Piyush Kumar: Okay. And sir, my second question is regarding the investment banking activity in India. And
how do you see the IPOs, FPOs and all of these doing over the next 2 years in India?
Ashish Kehair: Two years, nobody can say. I can say at least for the next 6 months, we are seeing some action
coming back because I think what happened to the market from September to March, the
investors saw so much pain in their portfolios that they were not willing to commit fresh monies
into the new supply that was coming in.
I think that is somewhat adjusting now, and slowly and steadily, if the market sustains at this
level and if they start putting in IPOs where they don't see losses, in the next 6 months, you will
see the action fully back. But 2 years, I don't think anybody can actually predict on the IPO
market is very difficult.
Piyush Kumar: And my last question. Sir, how do you see the AIF industry growing in India over the next 1
year?
Piyush Kumar: Okay, sir. Thank you so much. All the best.

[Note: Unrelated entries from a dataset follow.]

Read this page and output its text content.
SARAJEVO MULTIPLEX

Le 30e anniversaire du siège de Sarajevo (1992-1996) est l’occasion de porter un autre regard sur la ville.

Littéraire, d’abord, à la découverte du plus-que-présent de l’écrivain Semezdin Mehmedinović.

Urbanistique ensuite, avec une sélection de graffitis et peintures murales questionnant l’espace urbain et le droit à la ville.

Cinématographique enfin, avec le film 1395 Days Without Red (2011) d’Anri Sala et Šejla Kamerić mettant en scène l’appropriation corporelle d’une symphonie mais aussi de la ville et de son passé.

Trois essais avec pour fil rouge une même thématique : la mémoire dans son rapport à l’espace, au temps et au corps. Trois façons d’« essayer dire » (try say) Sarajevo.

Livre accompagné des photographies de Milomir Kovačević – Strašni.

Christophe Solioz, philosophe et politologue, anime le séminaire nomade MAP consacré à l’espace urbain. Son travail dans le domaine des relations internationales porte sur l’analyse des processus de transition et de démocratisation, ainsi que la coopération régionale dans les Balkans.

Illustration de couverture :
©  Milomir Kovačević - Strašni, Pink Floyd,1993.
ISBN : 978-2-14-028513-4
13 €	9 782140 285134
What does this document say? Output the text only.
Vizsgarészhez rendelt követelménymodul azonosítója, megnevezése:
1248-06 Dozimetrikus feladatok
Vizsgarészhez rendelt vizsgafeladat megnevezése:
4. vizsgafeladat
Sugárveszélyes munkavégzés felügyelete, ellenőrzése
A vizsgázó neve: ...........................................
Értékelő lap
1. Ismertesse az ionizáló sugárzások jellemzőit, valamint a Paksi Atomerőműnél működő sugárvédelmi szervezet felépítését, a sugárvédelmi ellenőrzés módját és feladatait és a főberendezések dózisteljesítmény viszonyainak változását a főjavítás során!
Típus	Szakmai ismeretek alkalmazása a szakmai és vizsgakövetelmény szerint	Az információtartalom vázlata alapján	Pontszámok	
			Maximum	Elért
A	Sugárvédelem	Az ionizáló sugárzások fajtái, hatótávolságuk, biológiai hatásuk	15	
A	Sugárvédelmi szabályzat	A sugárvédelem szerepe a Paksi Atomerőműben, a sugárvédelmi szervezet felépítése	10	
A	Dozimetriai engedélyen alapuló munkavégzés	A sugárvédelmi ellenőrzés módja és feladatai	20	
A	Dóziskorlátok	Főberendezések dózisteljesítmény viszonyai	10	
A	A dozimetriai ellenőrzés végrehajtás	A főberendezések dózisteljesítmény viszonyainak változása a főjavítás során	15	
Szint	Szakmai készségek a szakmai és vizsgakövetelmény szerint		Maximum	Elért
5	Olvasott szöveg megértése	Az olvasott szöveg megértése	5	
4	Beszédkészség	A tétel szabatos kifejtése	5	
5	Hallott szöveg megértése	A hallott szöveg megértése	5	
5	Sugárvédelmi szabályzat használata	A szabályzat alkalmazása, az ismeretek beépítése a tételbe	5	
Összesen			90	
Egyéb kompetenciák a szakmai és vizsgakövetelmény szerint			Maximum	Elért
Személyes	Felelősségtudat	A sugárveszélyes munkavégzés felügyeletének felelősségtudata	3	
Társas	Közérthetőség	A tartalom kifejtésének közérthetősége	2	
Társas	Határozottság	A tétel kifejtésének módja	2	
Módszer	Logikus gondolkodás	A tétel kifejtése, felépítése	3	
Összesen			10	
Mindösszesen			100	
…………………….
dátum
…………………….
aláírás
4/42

Moderator: Thank you. Ladies and gentlemen, as there are no other further questions from the participants,
I now hand the conference over to the management for closing comments.
Ashish Kehair: Thank you. I think as usual, it was interesting interacting with you. Look forward to seeing you
all, I think 2 months from now when we do our Q1. Thank you for coming again. All the best.
Moderator: Thank you. On behalf of Nuvama Wealth Management Limited, that concludes this conference.
Thank you for joining us and you may now disconnect your lines.